How To Hunt Bobcat
A bobcat has amazing instincts and adaptability in order to hunt it’s prey and survive. Bobcats are elusive predators with incredible ability to stay out of sight much like a scout sniper.
To be successful, a bobcat hunter needs a great deal of patience and perseverance.
Compared to other game, bobcats are rarely seen, so finding them can take a great deal of effort, but knowing the basics of bobcat movement can significantly improve the odds of a successful hunt.
Bobcat habitat varies extensively from forests and mountainous areas to semi-deserts and brush land. A habitat dense with vegetation and lots of prey is ideal. Bobcats are remarkable hunters, stalking prey with stealth and endurance.
Normally solitary and territorial animals, females never share territory with each other. Male territories, however, tend to overlap. Territories are installed with scent markings and territory sizes are extremely various – commonly 25-30 square miles for adult males and about 5 square miles for females.
Dens: Each bobcat may have several dens, one main den and several auxiliary dens, in its territory.
- Main den: Usually a cave or rock shelter, but can be a hollow log, fallen tree, or some other protected place. (Also called the natal den)
- Auxiliary dens: Located in less-visited portions of the home range and are often brush piles, rock ledges or stumps. These are also called shelter dens.
Mating season: Late winter, but throughout the year is possible.
Gestation: 50- 70 days. Kittens are usually born around early spring.
Litter size: 1 – 6 kittens.
The kittens begin eating solid food at around two months and begin learning to hunt at 5 months. When they are between 8 and 11 months, the kittens are evicted from their mother’s territory.
How To Call A Bobcat
The key to being successful is scouting an area known to hold bobcat numbers. Use trail cameras and good old fashioned scouting by looking for tracks, scat or a fresh kill. Search for brush piles, dense low-lying vegetation or a water supply – any habitat that attracts small prey. Bobcats will feed on a variety of prey, but rabbits, squirrels, birds and mice make up the vast majority of their diet when plentiful. If you spot excessive activity of small game such as these, you know you are searching in the right spots.

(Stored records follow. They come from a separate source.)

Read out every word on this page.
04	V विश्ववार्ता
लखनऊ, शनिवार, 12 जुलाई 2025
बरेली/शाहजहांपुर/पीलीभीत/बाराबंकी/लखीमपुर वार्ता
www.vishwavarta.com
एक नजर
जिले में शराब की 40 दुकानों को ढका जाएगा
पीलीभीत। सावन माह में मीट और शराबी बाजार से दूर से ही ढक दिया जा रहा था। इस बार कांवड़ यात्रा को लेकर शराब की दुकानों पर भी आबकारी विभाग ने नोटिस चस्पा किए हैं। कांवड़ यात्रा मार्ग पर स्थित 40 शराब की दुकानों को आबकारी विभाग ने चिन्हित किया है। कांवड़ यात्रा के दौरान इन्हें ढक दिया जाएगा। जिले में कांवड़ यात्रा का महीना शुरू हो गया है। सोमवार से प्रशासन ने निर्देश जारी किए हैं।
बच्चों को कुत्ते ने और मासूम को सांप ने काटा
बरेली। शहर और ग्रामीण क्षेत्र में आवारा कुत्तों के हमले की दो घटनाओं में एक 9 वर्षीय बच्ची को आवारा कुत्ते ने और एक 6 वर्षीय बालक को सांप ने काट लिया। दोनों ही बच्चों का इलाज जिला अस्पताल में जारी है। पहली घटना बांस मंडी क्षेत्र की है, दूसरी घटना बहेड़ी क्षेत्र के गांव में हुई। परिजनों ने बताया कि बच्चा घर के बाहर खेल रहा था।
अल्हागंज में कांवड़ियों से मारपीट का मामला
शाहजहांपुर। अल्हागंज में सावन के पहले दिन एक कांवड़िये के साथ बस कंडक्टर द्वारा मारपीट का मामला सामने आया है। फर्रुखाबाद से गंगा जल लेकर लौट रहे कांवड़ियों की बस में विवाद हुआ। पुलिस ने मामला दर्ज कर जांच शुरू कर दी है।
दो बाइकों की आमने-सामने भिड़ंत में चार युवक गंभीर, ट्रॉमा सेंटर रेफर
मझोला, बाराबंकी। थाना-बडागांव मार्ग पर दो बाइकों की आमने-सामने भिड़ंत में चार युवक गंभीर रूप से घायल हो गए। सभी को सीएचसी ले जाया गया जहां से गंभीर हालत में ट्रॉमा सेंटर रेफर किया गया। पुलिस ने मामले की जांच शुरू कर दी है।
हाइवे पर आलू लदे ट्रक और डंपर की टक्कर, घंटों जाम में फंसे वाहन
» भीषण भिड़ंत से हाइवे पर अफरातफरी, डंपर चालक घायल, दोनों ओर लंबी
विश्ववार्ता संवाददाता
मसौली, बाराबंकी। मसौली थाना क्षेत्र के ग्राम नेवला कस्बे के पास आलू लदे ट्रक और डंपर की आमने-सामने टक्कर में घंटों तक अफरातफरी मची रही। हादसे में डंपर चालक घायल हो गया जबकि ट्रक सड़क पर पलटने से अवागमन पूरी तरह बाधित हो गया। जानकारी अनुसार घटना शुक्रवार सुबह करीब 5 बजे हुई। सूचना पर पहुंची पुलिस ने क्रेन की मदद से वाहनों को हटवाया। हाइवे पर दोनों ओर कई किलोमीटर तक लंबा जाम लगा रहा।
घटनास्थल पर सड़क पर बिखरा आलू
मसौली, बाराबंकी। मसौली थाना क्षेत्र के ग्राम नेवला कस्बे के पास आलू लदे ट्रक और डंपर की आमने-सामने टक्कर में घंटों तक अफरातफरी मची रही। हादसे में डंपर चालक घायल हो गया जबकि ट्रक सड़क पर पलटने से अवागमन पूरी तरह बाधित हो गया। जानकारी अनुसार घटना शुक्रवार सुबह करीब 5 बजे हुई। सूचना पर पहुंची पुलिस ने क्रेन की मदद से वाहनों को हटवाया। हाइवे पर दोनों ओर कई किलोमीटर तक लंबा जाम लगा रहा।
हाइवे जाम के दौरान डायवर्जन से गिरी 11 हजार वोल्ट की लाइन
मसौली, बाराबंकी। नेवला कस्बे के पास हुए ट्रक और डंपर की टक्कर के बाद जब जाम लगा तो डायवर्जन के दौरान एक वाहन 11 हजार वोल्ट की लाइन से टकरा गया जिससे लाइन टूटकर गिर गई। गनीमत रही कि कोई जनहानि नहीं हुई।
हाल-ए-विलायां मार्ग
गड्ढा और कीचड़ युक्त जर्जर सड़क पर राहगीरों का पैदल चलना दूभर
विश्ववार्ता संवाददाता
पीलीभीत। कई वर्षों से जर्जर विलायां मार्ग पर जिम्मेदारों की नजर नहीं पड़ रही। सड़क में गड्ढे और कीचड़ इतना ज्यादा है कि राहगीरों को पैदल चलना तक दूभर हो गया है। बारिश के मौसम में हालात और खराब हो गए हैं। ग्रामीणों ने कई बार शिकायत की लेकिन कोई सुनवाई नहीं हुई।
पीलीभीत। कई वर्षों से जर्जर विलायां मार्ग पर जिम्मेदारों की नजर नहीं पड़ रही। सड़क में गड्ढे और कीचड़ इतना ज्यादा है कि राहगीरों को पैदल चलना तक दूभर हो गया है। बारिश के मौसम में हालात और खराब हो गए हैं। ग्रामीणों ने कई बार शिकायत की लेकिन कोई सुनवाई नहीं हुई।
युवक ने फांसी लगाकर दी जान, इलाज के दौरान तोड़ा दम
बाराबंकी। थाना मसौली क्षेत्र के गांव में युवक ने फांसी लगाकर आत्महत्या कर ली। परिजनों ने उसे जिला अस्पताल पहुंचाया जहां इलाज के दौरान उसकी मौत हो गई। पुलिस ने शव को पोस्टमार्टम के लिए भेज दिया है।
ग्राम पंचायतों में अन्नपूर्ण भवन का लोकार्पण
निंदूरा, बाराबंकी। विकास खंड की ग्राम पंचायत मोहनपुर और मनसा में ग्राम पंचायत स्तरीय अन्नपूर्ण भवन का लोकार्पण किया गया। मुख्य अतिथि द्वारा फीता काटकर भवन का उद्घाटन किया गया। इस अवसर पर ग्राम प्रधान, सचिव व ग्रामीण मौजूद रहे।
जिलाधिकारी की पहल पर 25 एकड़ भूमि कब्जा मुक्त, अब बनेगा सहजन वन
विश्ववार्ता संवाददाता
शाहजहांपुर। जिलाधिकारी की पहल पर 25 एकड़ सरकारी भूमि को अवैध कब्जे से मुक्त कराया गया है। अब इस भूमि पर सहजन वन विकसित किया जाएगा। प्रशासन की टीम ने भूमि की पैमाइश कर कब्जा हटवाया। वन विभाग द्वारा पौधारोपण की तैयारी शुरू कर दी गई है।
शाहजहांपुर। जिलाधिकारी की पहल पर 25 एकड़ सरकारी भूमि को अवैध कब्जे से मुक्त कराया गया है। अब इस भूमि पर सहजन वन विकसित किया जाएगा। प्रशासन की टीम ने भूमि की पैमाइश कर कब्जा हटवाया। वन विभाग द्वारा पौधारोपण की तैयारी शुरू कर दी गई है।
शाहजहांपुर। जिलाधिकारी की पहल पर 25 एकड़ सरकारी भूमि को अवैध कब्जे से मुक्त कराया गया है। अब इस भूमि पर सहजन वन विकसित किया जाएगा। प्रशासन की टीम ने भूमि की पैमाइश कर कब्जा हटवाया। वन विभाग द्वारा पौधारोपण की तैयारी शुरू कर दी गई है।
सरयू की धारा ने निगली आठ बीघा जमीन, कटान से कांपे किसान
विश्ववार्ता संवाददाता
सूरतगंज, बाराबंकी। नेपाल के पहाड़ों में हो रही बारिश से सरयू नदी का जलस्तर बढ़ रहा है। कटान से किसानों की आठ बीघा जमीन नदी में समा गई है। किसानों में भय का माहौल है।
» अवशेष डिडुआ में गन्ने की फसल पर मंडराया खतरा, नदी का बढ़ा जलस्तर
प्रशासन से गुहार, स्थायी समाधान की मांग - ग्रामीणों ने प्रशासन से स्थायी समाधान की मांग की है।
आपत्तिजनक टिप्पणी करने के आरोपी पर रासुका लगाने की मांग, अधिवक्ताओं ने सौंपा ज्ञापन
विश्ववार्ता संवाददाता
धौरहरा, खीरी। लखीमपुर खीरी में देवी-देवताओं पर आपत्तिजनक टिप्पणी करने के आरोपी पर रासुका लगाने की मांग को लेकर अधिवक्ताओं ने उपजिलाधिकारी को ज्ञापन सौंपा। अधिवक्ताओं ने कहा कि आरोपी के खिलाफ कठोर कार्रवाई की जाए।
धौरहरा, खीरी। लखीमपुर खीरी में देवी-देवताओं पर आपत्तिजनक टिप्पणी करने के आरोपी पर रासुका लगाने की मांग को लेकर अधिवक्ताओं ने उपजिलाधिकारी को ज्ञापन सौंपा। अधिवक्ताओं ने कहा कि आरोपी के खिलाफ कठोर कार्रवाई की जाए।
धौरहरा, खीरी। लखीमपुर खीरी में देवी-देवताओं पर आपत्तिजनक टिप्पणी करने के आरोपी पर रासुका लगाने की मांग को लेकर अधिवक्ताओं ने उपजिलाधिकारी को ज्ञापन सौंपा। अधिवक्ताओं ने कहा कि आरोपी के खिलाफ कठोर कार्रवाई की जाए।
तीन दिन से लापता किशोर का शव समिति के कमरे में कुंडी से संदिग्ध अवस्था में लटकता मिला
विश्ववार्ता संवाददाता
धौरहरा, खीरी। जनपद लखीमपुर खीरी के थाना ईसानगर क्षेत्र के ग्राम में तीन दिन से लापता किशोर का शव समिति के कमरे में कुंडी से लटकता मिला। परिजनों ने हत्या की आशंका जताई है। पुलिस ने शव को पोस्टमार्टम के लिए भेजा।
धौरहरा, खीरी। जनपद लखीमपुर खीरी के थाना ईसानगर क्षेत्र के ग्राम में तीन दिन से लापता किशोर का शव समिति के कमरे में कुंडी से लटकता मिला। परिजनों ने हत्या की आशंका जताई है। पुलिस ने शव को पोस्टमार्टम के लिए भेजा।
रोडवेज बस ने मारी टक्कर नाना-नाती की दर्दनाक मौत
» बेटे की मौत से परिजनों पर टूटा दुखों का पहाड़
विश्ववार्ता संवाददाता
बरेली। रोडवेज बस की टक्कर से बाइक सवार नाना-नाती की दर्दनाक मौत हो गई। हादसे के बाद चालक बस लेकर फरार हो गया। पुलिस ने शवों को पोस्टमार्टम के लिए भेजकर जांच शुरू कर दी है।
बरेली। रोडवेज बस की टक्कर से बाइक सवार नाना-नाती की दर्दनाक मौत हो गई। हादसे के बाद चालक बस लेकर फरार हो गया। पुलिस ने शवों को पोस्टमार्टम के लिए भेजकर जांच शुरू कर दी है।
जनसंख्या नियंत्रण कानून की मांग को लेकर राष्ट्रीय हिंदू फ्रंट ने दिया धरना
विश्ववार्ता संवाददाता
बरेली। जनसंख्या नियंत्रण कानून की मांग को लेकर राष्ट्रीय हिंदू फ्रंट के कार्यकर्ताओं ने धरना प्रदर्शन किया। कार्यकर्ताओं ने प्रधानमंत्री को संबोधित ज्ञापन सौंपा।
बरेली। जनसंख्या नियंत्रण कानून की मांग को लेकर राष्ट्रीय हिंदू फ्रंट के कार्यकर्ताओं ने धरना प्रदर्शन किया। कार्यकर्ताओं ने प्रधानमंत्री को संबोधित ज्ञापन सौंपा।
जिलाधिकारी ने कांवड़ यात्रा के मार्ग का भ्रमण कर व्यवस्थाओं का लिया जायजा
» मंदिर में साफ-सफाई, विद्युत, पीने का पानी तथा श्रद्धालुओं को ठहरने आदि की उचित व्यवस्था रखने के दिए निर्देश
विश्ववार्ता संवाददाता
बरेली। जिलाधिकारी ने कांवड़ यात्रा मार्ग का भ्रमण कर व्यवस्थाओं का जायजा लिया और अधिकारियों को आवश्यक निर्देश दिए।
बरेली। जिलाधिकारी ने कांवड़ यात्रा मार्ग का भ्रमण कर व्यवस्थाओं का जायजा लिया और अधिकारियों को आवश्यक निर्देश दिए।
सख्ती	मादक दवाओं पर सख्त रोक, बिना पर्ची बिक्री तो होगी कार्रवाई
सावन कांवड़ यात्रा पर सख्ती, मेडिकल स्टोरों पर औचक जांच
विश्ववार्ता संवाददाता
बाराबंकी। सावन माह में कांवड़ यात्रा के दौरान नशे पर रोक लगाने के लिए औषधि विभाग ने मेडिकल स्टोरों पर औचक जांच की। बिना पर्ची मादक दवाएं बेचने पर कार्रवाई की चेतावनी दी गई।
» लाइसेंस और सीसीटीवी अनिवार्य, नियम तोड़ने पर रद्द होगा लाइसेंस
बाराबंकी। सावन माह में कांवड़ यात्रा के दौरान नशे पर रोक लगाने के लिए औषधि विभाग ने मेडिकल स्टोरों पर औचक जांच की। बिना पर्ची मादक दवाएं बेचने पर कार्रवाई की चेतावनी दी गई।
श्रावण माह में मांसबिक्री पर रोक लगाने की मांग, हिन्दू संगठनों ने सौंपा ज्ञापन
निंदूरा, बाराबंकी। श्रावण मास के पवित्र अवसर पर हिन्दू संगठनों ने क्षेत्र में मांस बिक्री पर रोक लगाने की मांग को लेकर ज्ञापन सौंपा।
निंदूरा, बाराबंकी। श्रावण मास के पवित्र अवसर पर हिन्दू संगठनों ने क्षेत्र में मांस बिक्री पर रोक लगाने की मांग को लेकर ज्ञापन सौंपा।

Once you have scouted an area and found evidence of bobcat in the area it is time to plan your hunt. I recommend to make as many stands to call from to increase your range. Be sure to be well concealed and have a vantage point with the wind in your face for best results. Calling is best when there is little to no wind and first light and dusk are going to be your most productive times to call the keen predator.
Prey in distress calls work best for calling in a bobcat. Start calling quietly then put a little more volume into it with each call. Some predator hunters will call non stop and others will mix it up and call for few minutes with pauses in between. You will have to find what works best for you. When it comes to bobcats you must be patient. A fox or coyote will generally respond within 5 to 15 minutes, but a bobcat may take 30 minutes or more. Be sure to scan the landscape carefully for any movement as a bobcat will normally approach cautiously and be difficult to see.
Hunting bobcat is the ultimate challenge for predator calling. This type of predator calling will test your skill, dedication, shooting ability and patience as a hunter. Do not expect to kill every time you make a stand but being prepared and following these key steps will greatly improve your odds of meeting that challenge.